Zugleich präsentierte der Konzern zwei neue Webdienste für Android: einen Videoverleih und einen Online-Musikspeicher, beide anfangs nur in den USA. Nutzer können mehrere tausend Filme in HD-Qualität über den Android Market im Web, auf Tablets und auf Smartphones ausleihen. Das Leihen kostet ab 1,99 US-Dollar. Ein Film ist nach dem Bezahlen für 30 Tage verfügbar; sobald man ihn startet, hat man 24 Stunden Zeit, ihn zu Ende zu schauen. Alternativ zum direkten Stream aus dem Netz lassen sich Filme für die Leihdauer offline speichern. Die Erweiterung für den Filmverleih ist in Honeycomb 3.1 enthalten und soll für Android 2.2 und aufwärts in den nächsten Wochen als App veröffentlicht werden.

Music Beta ist ein Cloud-Speicher, den Anwender mit bis zu 20 000 Songs befüllen können. Über einen Client für Windows und Mac können Nutzer ihre Musiksammlung synchronisieren. Die Songs lassen sich im Web und auf Android-Geräten abspielen und auf letzteren auch für den Offline-Gebrauch herunterladen. Die Funktion Instant Mix erstellt Abspiellisten mit weiteren zu einem Song passenden Stücken. Der Dienst wird in den kommenden Wochen in den USA als zunächst kostenlose Beta gestartet, die App dafür will Google für Android ab 2.2 zur Verfügung stellen. Der Kauf von Musikstücken ist nicht vorgesehen.

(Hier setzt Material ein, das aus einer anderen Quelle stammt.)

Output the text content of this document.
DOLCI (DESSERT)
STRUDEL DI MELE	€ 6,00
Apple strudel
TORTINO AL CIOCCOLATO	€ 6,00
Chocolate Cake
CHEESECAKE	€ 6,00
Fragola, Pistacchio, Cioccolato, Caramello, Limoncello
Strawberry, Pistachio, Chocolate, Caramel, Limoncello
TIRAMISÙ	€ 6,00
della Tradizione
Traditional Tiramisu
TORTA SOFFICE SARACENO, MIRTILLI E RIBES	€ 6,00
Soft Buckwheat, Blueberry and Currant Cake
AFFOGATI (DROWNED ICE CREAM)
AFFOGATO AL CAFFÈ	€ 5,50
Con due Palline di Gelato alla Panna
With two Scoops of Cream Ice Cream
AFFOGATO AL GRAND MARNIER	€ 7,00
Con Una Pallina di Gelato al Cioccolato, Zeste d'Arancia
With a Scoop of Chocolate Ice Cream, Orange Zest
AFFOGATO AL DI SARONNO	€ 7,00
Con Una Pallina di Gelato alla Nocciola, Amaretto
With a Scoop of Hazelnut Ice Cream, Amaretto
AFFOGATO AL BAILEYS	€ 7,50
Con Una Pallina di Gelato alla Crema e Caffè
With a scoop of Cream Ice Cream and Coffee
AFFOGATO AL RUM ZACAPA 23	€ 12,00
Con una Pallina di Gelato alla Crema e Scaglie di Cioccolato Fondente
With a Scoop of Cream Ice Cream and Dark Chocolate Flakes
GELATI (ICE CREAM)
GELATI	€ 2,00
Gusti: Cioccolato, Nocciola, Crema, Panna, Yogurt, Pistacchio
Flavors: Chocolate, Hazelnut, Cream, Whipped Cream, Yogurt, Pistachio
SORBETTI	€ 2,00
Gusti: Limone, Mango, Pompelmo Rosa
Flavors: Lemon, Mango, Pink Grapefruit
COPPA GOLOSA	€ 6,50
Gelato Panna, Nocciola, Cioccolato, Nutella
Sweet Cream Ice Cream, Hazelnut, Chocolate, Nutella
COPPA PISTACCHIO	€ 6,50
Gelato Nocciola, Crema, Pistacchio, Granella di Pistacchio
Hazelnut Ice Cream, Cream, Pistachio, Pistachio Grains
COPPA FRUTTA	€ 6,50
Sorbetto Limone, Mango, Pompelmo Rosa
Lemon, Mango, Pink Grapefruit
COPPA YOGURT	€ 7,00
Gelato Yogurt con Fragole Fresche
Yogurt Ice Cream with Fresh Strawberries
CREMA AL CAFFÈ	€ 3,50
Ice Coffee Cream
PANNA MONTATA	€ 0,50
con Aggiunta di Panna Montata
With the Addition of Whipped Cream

Google führte außerdem vor, wie Android-Smartphones und -Tablets in Zukunft mit Zubehörgeräten zusammenspielen sollen: Das ab sofort verfügbare Entwicklungskit Android Open Accessory legt fest, wie per USB angeschlossene Geräte mit dem Android-Gerät kommunizieren und den Akku laden. Entwicklern gibt Google ein Referenzgerät auf Arduino-Basis an die Hand. Android-Geräte mit Version 2.3 sowie 3.0 unterstützen die neue USB-Zubehör-Schnittstelle bereits, ein Bluetooth-Profil will das Unternehmen nachreichen.

[1] Christian Wölbert, Alles in die Wolke, Unterwegs mit einem Chrome-OS-Notebook, c’t 3/11, S. 68 (acb)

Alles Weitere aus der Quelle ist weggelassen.